Le voyage improbable, première partie / Turf

Un nouvel album de Turf est une bonne nouvelle pour les amateurs de son
style goguenard et coloré, qui s'est fait discret depuis la Nef des fous.
C'est forcément avec un rien d'appréhension qu'on soulève la couverture
intrigante de ce nouveau récit. Jugez-en vous-mêmes : que peut
bien signifier ce phare accroché à la roche et qu'on devine en orbite
autour de la Terre ?
Un ouvrage d'art
satellisé, pardi ! Chez Turf, c'est aussi simple que ça.
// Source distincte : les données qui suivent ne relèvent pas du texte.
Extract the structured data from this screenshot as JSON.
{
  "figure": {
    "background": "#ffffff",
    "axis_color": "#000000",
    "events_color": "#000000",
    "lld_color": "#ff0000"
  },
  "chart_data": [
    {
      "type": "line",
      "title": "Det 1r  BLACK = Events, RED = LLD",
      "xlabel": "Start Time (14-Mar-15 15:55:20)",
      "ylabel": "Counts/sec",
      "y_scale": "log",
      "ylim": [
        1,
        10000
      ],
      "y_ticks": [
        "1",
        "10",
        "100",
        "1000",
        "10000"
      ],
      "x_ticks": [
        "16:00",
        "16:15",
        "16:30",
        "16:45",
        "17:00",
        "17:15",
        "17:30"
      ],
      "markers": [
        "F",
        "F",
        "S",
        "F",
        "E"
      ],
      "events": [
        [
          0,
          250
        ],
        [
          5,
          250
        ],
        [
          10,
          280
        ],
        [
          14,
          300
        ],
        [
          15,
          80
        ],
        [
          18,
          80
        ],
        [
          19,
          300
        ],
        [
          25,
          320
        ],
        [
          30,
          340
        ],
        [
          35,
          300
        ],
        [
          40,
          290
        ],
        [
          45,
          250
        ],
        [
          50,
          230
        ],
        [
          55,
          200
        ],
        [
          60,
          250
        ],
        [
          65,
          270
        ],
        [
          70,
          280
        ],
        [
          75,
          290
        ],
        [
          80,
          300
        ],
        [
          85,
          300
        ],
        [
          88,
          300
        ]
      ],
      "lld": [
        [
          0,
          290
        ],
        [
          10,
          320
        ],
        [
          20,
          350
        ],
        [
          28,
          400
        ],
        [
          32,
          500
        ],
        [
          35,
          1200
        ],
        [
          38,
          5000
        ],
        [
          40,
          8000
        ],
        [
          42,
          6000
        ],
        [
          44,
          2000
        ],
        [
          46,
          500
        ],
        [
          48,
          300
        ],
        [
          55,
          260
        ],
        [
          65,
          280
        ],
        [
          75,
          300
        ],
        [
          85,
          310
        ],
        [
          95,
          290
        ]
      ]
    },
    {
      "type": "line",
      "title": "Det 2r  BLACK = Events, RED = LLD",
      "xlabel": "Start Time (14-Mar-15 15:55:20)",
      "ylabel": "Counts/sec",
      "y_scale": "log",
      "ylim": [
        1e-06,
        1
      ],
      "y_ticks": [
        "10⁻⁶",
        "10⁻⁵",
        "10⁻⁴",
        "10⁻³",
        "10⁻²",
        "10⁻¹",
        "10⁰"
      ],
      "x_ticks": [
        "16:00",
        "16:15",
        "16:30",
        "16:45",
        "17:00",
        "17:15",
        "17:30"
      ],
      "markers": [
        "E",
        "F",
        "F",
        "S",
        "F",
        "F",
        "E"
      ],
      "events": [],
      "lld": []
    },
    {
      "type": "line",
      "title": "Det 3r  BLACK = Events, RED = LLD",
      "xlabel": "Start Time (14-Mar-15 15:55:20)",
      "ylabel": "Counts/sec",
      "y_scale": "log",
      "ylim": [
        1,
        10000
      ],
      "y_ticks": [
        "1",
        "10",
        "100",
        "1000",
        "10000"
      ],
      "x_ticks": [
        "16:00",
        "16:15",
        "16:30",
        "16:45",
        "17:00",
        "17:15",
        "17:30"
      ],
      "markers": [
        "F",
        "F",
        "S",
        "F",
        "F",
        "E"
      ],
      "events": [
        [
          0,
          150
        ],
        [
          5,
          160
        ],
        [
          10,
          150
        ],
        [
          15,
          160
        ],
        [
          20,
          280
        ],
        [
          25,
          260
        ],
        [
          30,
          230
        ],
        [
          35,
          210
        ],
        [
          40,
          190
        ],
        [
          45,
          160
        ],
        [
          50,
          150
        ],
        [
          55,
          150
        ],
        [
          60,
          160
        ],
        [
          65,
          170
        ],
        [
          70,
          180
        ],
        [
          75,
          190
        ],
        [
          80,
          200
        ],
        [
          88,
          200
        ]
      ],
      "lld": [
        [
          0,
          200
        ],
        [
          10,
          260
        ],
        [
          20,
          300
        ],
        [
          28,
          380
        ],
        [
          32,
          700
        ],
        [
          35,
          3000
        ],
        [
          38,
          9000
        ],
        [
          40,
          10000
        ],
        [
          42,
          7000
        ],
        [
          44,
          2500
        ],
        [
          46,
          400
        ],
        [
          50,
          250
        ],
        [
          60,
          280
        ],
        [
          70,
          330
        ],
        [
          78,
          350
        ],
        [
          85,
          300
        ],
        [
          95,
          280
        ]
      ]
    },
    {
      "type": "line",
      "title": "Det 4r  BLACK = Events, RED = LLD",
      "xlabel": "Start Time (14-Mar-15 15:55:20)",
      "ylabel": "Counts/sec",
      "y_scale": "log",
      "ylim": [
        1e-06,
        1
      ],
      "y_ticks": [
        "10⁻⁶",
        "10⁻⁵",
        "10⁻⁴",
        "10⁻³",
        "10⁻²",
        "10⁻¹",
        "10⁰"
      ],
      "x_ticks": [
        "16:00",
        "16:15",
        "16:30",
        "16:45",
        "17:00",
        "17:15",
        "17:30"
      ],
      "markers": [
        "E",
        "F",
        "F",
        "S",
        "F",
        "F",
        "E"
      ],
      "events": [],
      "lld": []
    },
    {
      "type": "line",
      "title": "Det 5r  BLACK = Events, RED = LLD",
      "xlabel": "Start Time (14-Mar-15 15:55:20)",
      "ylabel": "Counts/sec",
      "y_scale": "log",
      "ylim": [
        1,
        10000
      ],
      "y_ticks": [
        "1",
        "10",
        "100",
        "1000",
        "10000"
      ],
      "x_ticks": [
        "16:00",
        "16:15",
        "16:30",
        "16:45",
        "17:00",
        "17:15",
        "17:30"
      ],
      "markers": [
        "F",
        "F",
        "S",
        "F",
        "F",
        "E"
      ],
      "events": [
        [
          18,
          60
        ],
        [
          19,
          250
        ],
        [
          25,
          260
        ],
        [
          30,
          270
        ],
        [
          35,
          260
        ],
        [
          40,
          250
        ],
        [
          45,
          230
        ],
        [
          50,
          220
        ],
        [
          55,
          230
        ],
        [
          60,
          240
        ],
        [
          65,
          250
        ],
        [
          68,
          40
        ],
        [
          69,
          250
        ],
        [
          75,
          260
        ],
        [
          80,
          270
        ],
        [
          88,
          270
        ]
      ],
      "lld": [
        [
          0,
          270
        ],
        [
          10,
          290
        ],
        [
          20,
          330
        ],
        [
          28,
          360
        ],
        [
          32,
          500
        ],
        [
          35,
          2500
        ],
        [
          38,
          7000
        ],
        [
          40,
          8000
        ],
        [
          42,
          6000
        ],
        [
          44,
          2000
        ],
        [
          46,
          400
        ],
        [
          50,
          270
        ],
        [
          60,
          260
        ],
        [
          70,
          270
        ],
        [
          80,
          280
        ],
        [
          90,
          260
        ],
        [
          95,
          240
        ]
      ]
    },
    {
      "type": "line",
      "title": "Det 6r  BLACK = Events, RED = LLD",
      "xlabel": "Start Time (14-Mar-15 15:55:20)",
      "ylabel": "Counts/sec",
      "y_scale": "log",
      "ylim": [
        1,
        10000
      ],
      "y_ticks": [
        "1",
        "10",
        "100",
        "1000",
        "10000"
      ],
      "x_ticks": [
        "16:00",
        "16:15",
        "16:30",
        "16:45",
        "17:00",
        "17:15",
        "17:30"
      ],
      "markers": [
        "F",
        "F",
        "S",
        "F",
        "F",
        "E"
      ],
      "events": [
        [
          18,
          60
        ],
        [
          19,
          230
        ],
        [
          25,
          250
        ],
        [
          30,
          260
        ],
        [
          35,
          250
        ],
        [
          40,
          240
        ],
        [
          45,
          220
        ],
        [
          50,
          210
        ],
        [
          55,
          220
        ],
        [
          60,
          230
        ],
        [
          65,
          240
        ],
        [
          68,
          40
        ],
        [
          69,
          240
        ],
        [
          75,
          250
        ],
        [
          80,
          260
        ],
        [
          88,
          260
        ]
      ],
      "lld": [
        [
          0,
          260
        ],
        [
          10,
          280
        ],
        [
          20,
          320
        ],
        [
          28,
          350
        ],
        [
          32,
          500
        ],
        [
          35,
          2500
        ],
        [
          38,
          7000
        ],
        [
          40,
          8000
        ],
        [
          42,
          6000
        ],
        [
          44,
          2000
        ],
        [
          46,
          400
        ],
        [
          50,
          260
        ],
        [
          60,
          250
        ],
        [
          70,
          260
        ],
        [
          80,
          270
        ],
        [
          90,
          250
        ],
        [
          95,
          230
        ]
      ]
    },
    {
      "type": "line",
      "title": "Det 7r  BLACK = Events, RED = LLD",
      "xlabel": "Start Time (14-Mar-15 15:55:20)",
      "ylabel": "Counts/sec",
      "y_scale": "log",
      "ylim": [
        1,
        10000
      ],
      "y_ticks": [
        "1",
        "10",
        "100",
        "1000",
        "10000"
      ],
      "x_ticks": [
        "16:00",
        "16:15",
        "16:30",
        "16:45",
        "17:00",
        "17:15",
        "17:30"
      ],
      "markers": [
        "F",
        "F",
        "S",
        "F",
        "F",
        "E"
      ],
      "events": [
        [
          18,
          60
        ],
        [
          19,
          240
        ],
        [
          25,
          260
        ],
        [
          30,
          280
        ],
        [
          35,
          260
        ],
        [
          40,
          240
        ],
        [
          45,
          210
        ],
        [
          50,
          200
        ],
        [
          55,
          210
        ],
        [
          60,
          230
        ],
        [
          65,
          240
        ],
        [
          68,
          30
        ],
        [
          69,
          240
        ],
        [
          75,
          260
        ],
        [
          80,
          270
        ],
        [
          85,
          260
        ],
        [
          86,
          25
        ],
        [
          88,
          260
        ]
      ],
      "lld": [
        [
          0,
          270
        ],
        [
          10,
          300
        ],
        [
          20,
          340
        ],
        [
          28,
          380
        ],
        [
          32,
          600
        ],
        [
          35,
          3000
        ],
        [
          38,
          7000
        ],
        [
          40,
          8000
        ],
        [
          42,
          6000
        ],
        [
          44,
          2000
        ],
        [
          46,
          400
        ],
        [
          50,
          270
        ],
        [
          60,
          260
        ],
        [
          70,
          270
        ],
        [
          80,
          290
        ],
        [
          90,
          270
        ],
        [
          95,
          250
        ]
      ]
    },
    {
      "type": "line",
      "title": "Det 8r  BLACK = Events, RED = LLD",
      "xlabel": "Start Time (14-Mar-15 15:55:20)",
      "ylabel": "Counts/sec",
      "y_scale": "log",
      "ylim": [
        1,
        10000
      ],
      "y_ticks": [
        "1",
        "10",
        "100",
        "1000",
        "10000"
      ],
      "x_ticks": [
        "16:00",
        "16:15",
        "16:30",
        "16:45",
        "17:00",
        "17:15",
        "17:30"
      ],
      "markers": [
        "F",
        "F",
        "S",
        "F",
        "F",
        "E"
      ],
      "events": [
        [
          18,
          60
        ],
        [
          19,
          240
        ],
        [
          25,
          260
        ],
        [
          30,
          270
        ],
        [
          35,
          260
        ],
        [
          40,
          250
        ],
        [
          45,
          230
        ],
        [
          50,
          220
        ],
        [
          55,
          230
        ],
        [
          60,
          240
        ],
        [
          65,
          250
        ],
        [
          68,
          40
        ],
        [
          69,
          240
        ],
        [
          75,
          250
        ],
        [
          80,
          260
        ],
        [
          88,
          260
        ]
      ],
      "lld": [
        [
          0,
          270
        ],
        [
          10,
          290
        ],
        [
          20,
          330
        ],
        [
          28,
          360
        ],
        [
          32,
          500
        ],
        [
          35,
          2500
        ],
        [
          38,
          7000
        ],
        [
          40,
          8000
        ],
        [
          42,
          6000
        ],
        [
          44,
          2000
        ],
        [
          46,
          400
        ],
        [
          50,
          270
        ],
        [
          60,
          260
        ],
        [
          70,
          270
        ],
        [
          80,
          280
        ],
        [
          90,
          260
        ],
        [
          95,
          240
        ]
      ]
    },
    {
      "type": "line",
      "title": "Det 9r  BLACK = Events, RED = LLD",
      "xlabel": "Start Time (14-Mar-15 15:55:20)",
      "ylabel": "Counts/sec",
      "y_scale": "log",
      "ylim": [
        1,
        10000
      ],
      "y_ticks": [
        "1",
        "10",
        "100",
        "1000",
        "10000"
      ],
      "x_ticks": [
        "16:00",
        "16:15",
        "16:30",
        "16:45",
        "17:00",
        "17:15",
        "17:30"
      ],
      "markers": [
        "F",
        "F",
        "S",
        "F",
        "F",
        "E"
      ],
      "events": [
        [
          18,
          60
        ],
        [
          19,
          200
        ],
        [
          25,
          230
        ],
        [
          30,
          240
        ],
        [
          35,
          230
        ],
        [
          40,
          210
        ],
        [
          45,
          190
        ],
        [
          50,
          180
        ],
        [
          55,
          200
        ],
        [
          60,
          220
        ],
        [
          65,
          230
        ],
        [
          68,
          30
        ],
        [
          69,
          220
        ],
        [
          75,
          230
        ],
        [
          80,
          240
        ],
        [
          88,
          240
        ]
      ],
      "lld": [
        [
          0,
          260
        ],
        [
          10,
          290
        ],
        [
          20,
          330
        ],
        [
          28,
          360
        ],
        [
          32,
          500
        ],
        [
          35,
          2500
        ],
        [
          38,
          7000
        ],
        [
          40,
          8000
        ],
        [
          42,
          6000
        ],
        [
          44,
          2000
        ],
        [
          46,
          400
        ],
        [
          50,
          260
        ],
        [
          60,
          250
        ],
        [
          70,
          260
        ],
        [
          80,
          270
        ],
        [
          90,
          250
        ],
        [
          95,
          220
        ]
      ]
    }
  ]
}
Et le
mieux, c'est qu'on y croit ! Tout commence sur une plage à marée
basse, alors que des grandes marées exceptionnelles permettent un accès
à pied sec au phare d'Ouestan, l'un des derniers phares habités.
Pendant ces quelques heures, on ravitaille le gardien, on effectue des
travaux d'entretien, tandis qu'une équipe de fouilles s'active au pied
de la roche sur laquelle il est bâti : un paléontologue patenté,
Auguste Schnaps, a découvert le squelette d'un plésiosaure pour le
moins particulier, dont on suppute qu'il aurait deux têtes ! Ceci
justifie une campagne express, menée avec l'aide d'une équipe complète
de fouille et d'un scientifique ami, le professeur Noodle, qui arrive
en retard pour cause de phobie du transport aérien (accompagné d'un
drôle d'oiseau, escogriffe de noir vêtu qui prétend s'appeler Kurt
Fruchttück, de l'université de Kugluktuk). La fouille tourne rapidement
court, quand une étudiante signale au professeur Schnaps un drôle de
bruit émanant d'un trou dans la roche. Le savant analyse fort justement
la situation : « c'est un gaz ! Apparemment incolore et
inodore. Le jet est régulier et puissant ! (…) cela pourrait être
du C4H10 ou du C3H8, des gaz bigrement inflammables... et bougrement
explosifs » Cela dit en pointant son éternel cigare sur le trou en
question.
La spectaculaire explosion qui
s'ensuit propulse roche, phare, scientifiques et étudiantes dans les
airs. Les naufragés mettent quelque temps à réaliser l'ampleur de
l'événement, encore un peu plus à s'organiser. Tout n'est pas perdu,
car le phare, en plus d'un gardien peu amène et de son perroquet
grossier, contient des provisions, une réserve d'eau douce, un groupe
électrogène et des produits de première nécessité. L'odyssée spatiale
qui commence, absolument improbable et placée sous les auspices d'Hergé
(comment ne pas voir dans le phare rouge et blanc une image en miroir
de la fusée d'Objectif Lune ?)
ménage de superbes images de la Terre vue de l'espace et des rencontres
étonnantes. Ainsi Laïka, le premier être vivant envoyé dans l'espace
par les soviétique, sort-elle la tête d'un satellite intercepté par les
voyageurs... Comme d'habitude chez Turf, l'histoire, délicieusement
absurde, est émaillée de dialogues savoureux, et servie par un trait
riche et précis. Des rebondissements étonnants ponctuent le récit, et
malgré ses fondations irrationnelles, on attend la suite avec
impatience ! Pour tous dès le collège.
Références :
Le voyage improbable, première partie / Turf. Delcourt, 2014. 14,50 €. 978-2-7560-4785-0.